Ехали долго, больше трёх часов, Шурочка успела даже подремать в машине, так что в каком направлении был их путь, не заметила. Только остановившись около калитки низенького забора, огораживающего участок с аккуратными, расчерченными как по линейке, клумбами цветов, перерезанными прямыми дорожками, и небольшим двухэтажным домом – то ли чья-то дача, то ли частное жилище, разжал губы и соизволил объяснить:
– Тут живёт немецкая семья моего деда.
Шурочка не успела даже толком удивиться, как они вошли в дом, и оказались в окружении множества лиц. Здесь было около десятка людей самых разных возрастов, запомнить сразу – кто есть кто, было нереально. И Шурочка сосредоточилась на двух персонажах – самой пожилой женщине в инвалидном кресле, очень эмоционально отреагировавшей на их появление, вернее, на появление Тимура Георгиевича (конечно, причём тут она, Шурочка? Она ведь только безликий переводчик) и молодого человека примерно её возраста, который не только представил всех членов одной семьи (немецкой семьи деда Тимура Георгиевича), но и в дальнейшем взял на себя почти весь разговор.
Питер, так звали молодого человека, оказался младшим внуком фрау Андерс, той самой дамы преклонного возраста. Он же, как оказалось, помог гроссмутер разыскать в далёкой России Тимура Георгиевича и был единственным, кто знал историю их семьи со слов бабушки. Для остальных её членов известие, что их любимый отец, дедушка и прадедушка был русским, стало шоком, от которого они ещё не отошли, судя по их перевёрнутым лицам.
А у Шурочки и Тимура Георгиевича застыли лица, как только они услышали начало истории семьи Андерс с момента знакомства 27-ти летней немки Агнешки Боден и 20-ти летнего солдата советской армии, бывшего танкиста, Петра Рыбникова2. Их шокировало не только место знакомства – концентрационный лагерь Флоссенбюрг3, где Агнешка работала, но больше всего то, каким бесстрастным и спокойным тоном Питер об этом рассказывал. Как о самой обыкновенной работе кассирши в магазине или продавщицы мороженого!
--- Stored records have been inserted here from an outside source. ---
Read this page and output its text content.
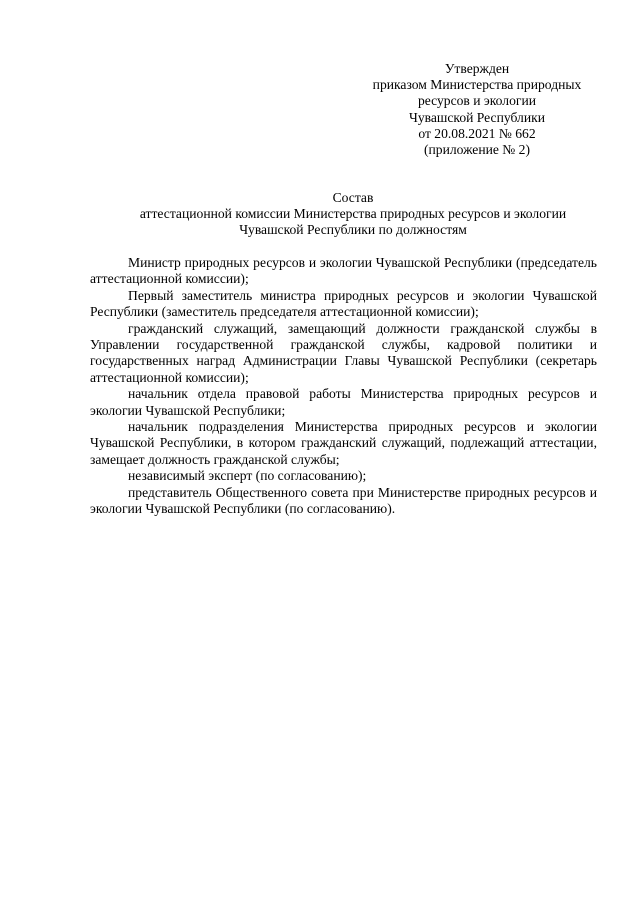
Утвержден
приказом Министерства природных
ресурсов и экологии
Чувашской Республики
от 20.08.2021 № 662
(приложение № 2)
Состав
аттестационной комиссии Министерства природных ресурсов и экологии
Чувашской Республики по должностям

Министр природных ресурсов и экологии Чувашской Республики (председатель аттестационной комиссии);

Первый заместитель министра природных ресурсов и экологии Чувашской Республики (заместитель председателя аттестационной комиссии);

гражданский служащий, замещающий должности гражданской службы в Управлении государственной гражданской службы, кадровой политики и государственных наград Администрации Главы Чувашской Республики (секретарь аттестационной комиссии);

начальник отдела правовой работы Министерства природных ресурсов и экологии Чувашской Республики;

начальник подразделения Министерства природных ресурсов и экологии Чувашской Республики, в котором гражданский служащий, подлежащий аттестации, замещает должность гражданской службы;

независимый эксперт (по согласованию);

представитель Общественного совета при Министерстве природных ресурсов и экологии Чувашской Республики (по согласованию).
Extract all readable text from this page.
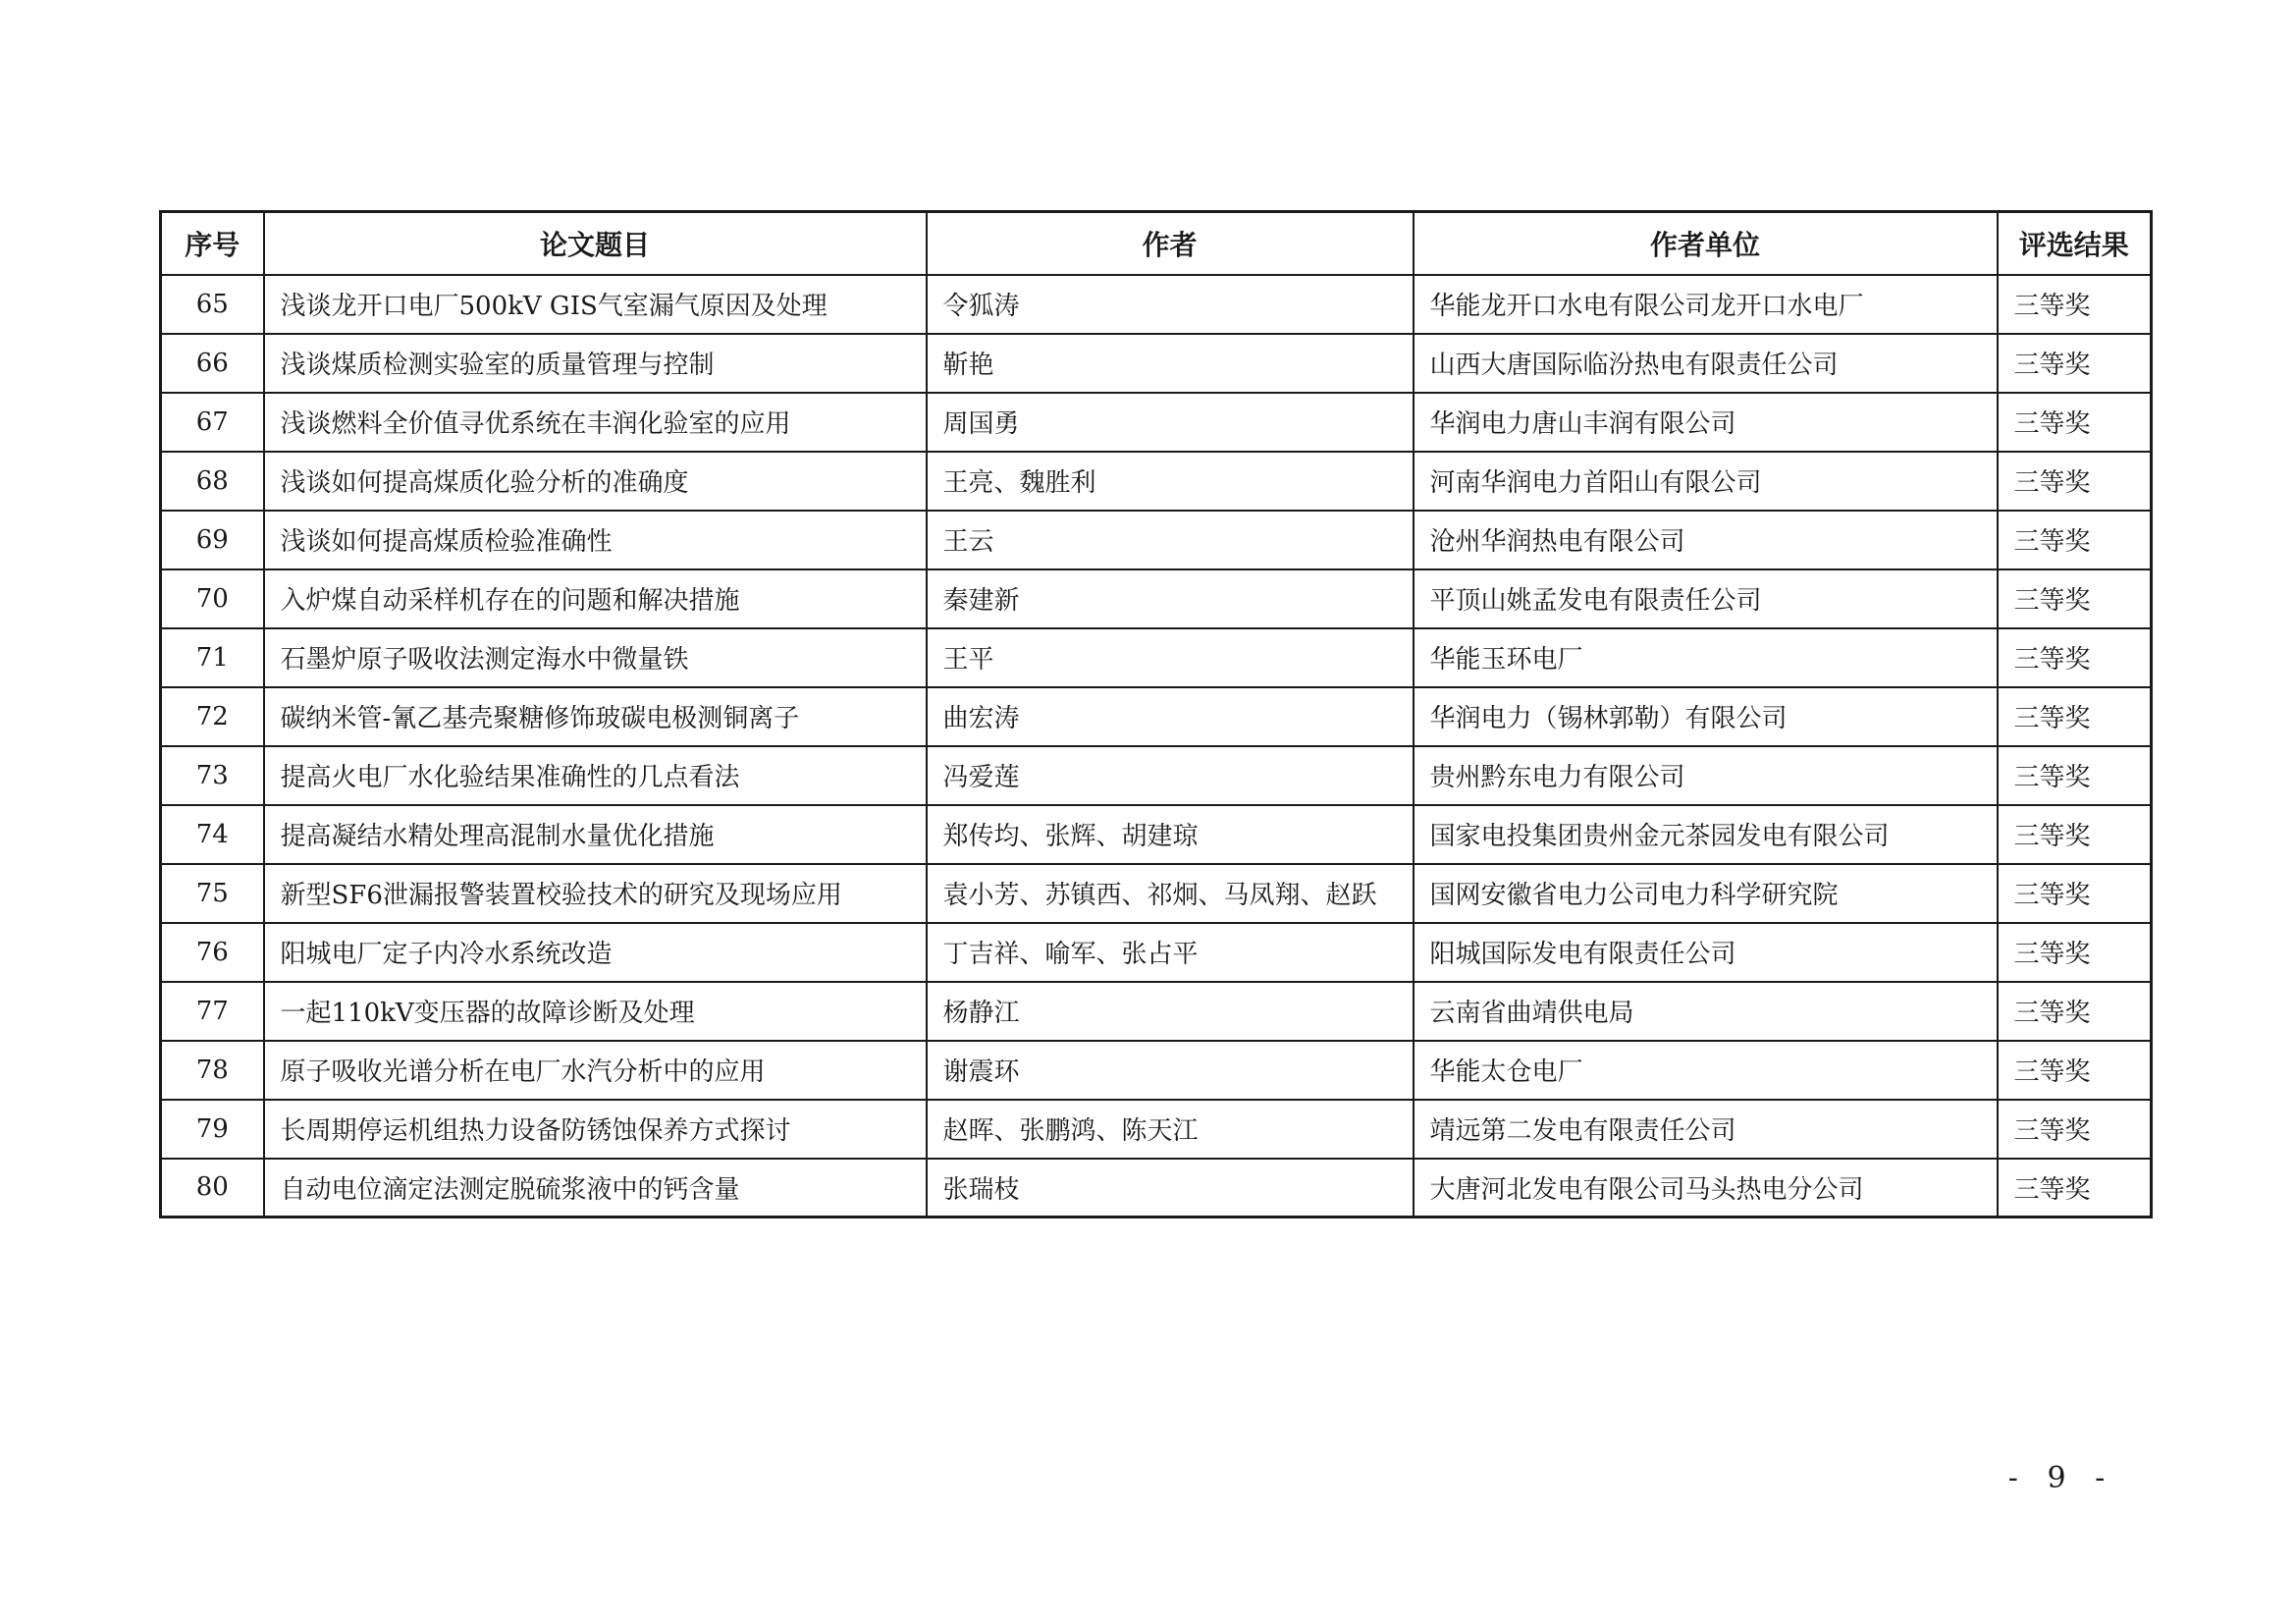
序号	论文题目	作者	作者单位	评选结果
65	浅谈龙开口电厂500kV GIS气室漏气原因及处理	令狐涛	华能龙开口水电有限公司龙开口水电厂	三等奖
66	浅谈煤质检测实验室的质量管理与控制	靳艳	山西大唐国际临汾热电有限责任公司	三等奖
67	浅谈燃料全价值寻优系统在丰润化验室的应用	周国勇	华润电力唐山丰润有限公司	三等奖
68	浅谈如何提高煤质化验分析的准确度	王亮、魏胜利	河南华润电力首阳山有限公司	三等奖
69	浅谈如何提高煤质检验准确性	王云	沧州华润热电有限公司	三等奖
70	入炉煤自动采样机存在的问题和解决措施	秦建新	平顶山姚孟发电有限责任公司	三等奖
71	石墨炉原子吸收法测定海水中微量铁	王平	华能玉环电厂	三等奖
72	碳纳米管-氰乙基壳聚糖修饰玻碳电极测铜离子	曲宏涛	华润电力（锡林郭勒）有限公司	三等奖
73	提高火电厂水化验结果准确性的几点看法	冯爱莲	贵州黔东电力有限公司	三等奖
74	提高凝结水精处理高混制水量优化措施	郑传均、张辉、胡建琼	国家电投集团贵州金元茶园发电有限公司	三等奖
75	新型SF6泄漏报警装置校验技术的研究及现场应用	袁小芳、苏镇西、祁炯、马凤翔、赵跃	国网安徽省电力公司电力科学研究院	三等奖
76	阳城电厂定子内冷水系统改造	丁吉祥、喻军、张占平	阳城国际发电有限责任公司	三等奖
77	一起110kV变压器的故障诊断及处理	杨静江	云南省曲靖供电局	三等奖
78	原子吸收光谱分析在电厂水汽分析中的应用	谢震环	华能太仓电厂	三等奖
79	长周期停运机组热力设备防锈蚀保养方式探讨	赵晖、张鹏鸿、陈天江	靖远第二发电有限责任公司	三等奖
80	自动电位滴定法测定脱硫浆液中的钙含量	张瑞枝	大唐河北发电有限公司马头热电分公司	三等奖
- 9 -
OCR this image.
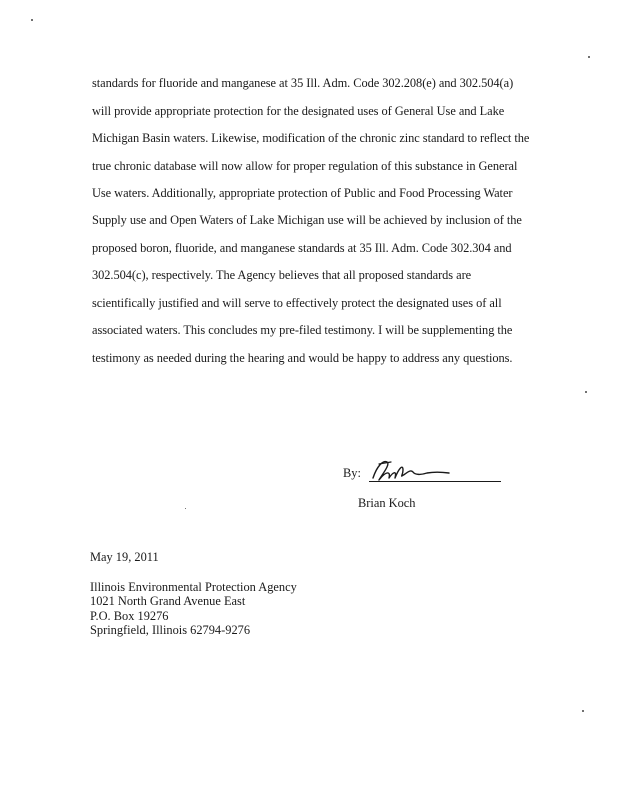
standards for fluoride and manganese at 35 Ill. Adm. Code 302.208(e) and 302.504(a)
will provide appropriate protection for the designated uses of General Use and Lake
Michigan Basin waters. Likewise, modification of the chronic zinc standard to reflect the
true chronic database will now allow for proper regulation of this substance in General
Use waters. Additionally, appropriate protection of Public and Food Processing Water
Supply use and Open Waters of Lake Michigan use will be achieved by inclusion of the
proposed boron, fluoride, and manganese standards at 35 Ill. Adm. Code 302.304 and
302.504(c), respectively. The Agency believes that all proposed standards are
scientifically justified and will serve to effectively protect the designated uses of all
associated waters. This concludes my pre-filed testimony. I will be supplementing the
testimony as needed during the hearing and would be happy to address any questions.
By:
Brian Koch
May 19, 2011
Illinois Environmental Protection Agency
1021 North Grand Avenue East
P.O. Box 19276
Springfield, Illinois 62794-9276
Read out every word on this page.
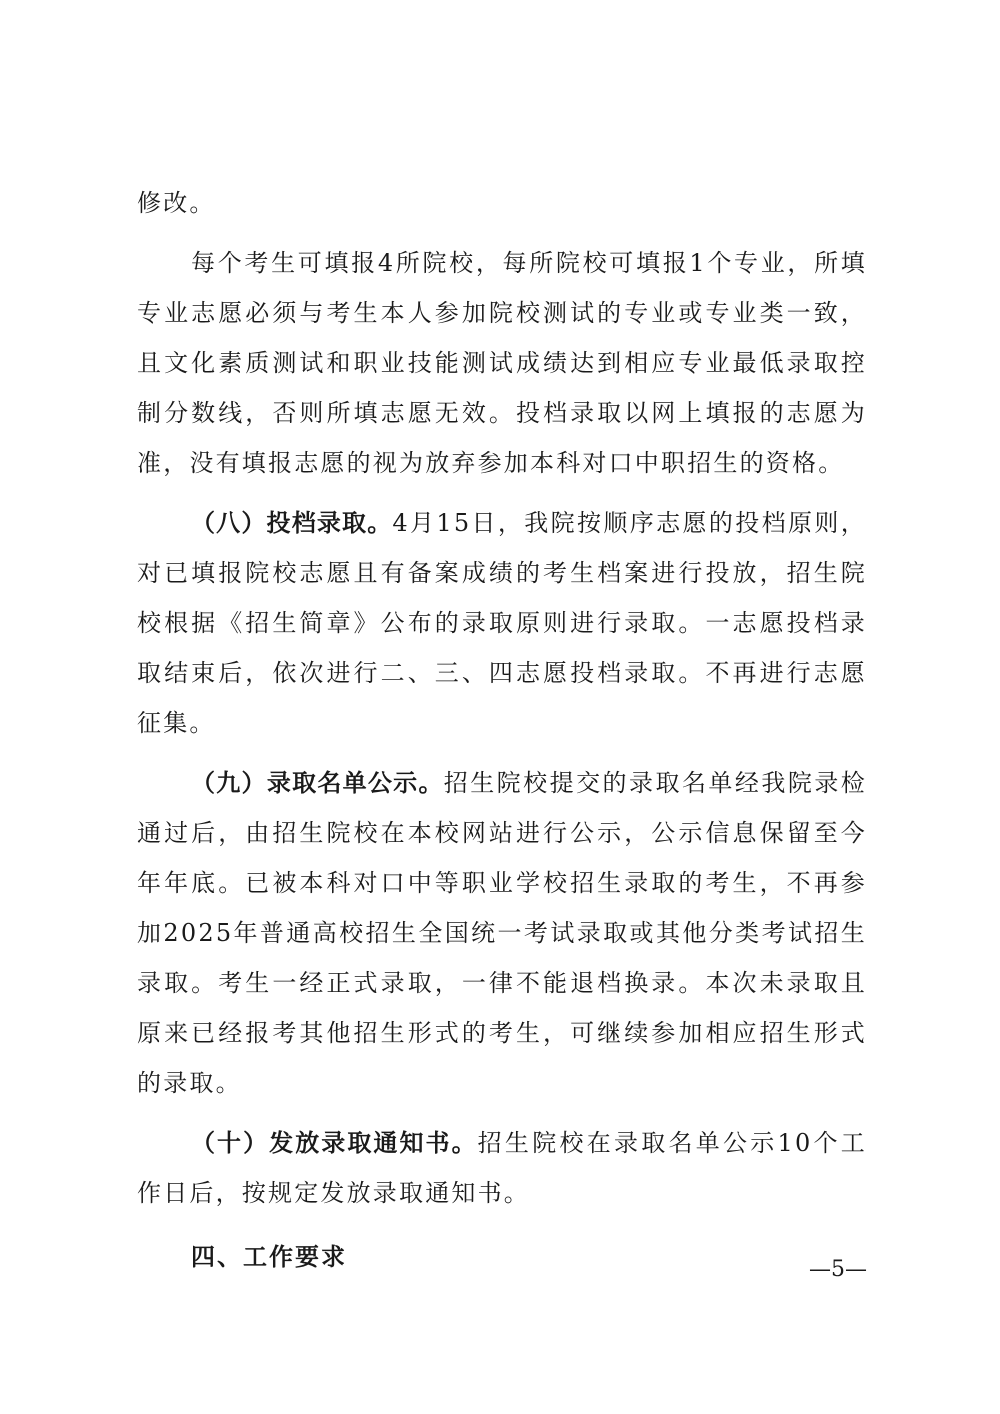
修改。

每个考生可填报4所院校，每所院校可填报1个专业，所填专业志愿必须与考生本人参加院校测试的专业或专业类一致，且文化素质测试和职业技能测试成绩达到相应专业最低录取控制分数线，否则所填志愿无效。投档录取以网上填报的志愿为准，没有填报志愿的视为放弃参加本科对口中职招生的资格。

（八）投档录取。4月15日，我院按顺序志愿的投档原则，对已填报院校志愿且有备案成绩的考生档案进行投放，招生院校根据《招生简章》公布的录取原则进行录取。一志愿投档录取结束后，依次进行二、三、四志愿投档录取。不再进行志愿征集。

（九）录取名单公示。招生院校提交的录取名单经我院录检通过后，由招生院校在本校网站进行公示，公示信息保留至今年年底。已被本科对口中等职业学校招生录取的考生，不再参加2025年普通高校招生全国统一考试录取或其他分类考试招生录取。考生一经正式录取，一律不能退档换录。本次未录取且原来已经报考其他招生形式的考生，可继续参加相应招生形式的录取。

（十）发放录取通知书。招生院校在录取名单公示10个工作日后，按规定发放录取通知书。

四、工作要求	—5—
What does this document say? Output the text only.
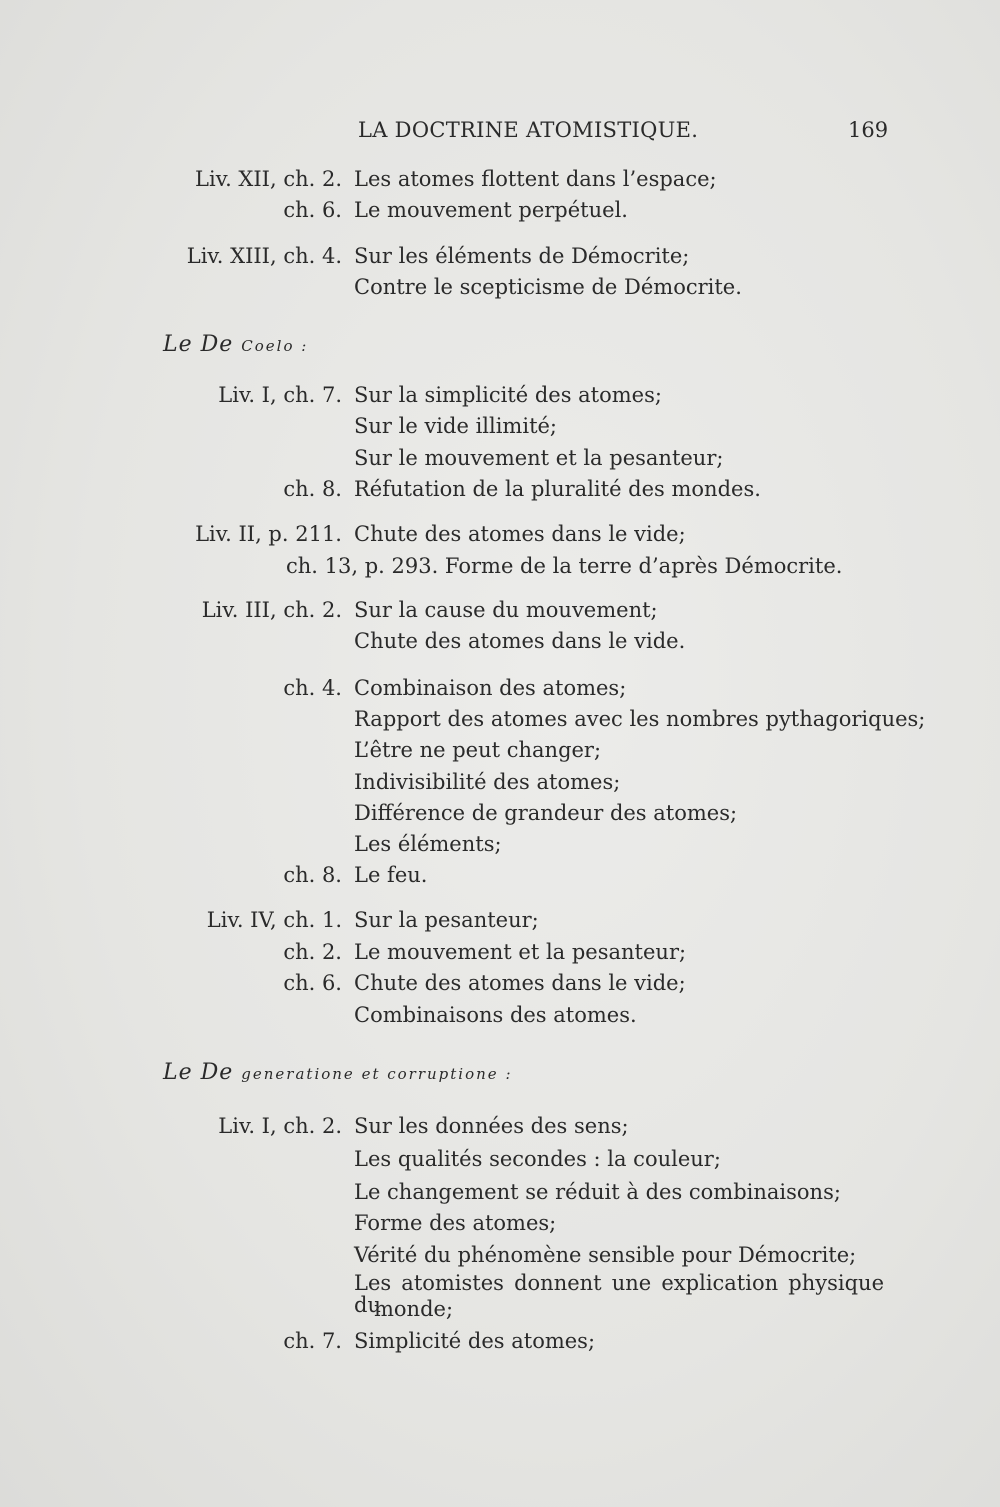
LA DOCTRINE ATOMISTIQUE.	169
Liv. XII, ch. 2. Les atomes flottent dans l’espace;
ch. 6. Le mouvement perpétuel.
Liv. XIII, ch. 4. Sur les éléments de Démocrite;
Contre le scepticisme de Démocrite.
Le De Coelo :
Liv. I, ch. 7. Sur la simplicité des atomes;
Sur le vide illimité;
Sur le mouvement et la pesanteur;
ch. 8. Réfutation de la pluralité des mondes.
Liv. II, p. 211. Chute des atomes dans le vide;
ch. 13, p. 293. Forme de la terre d’après Démocrite.
Liv. III, ch. 2. Sur la cause du mouvement;
Chute des atomes dans le vide.
ch. 4. Combinaison des atomes;
Rapport des atomes avec les nombres pythagoriques;
L’être ne peut changer;
Indivisibilité des atomes;
Différence de grandeur des atomes;
Les éléments;
ch. 8. Le feu.
Liv. IV, ch. 1. Sur la pesanteur;
ch. 2. Le mouvement et la pesanteur;
ch. 6. Chute des atomes dans le vide;
Combinaisons des atomes.
Le De generatione et corruptione :
Liv. I, ch. 2. Sur les données des sens;
Les qualités secondes : la couleur;
Le changement se réduit à des combinaisons;
Forme des atomes;
Vérité du phénomène sensible pour Démocrite;
Les atomistes donnent une explication physique du
monde;
ch. 7. Simplicité des atomes;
…Пётр Рыбников поступил в лагерь в июне 1944 года. К этому времени Советская армия уже почти полностью освободила территорию СССР, но немцы ещё верили, что они не победимы. А вот гонения на советских военнопленных в концентрационных лагерях усилилось. Их отправляли в печи крематориев нескончаемым потоком наряду с евреями.
Игра Петра на гармони в местной самодеятельности (было и такое, когда немецкое начальство концлагерей, считающее себя великими эстетами, собирало оркестры из пленных, умеющих играть на музыкальных инструментах. Особенно им нравилось заставлять их играть перед дверями крематориев) уже не гарантировало ему спасение от смерти в печи, и Агнешке приходилось выкупать приглянувшегося ей русского паренька у коменданта лагеря. Такое произошло дважды из-за смены руководства лагеря.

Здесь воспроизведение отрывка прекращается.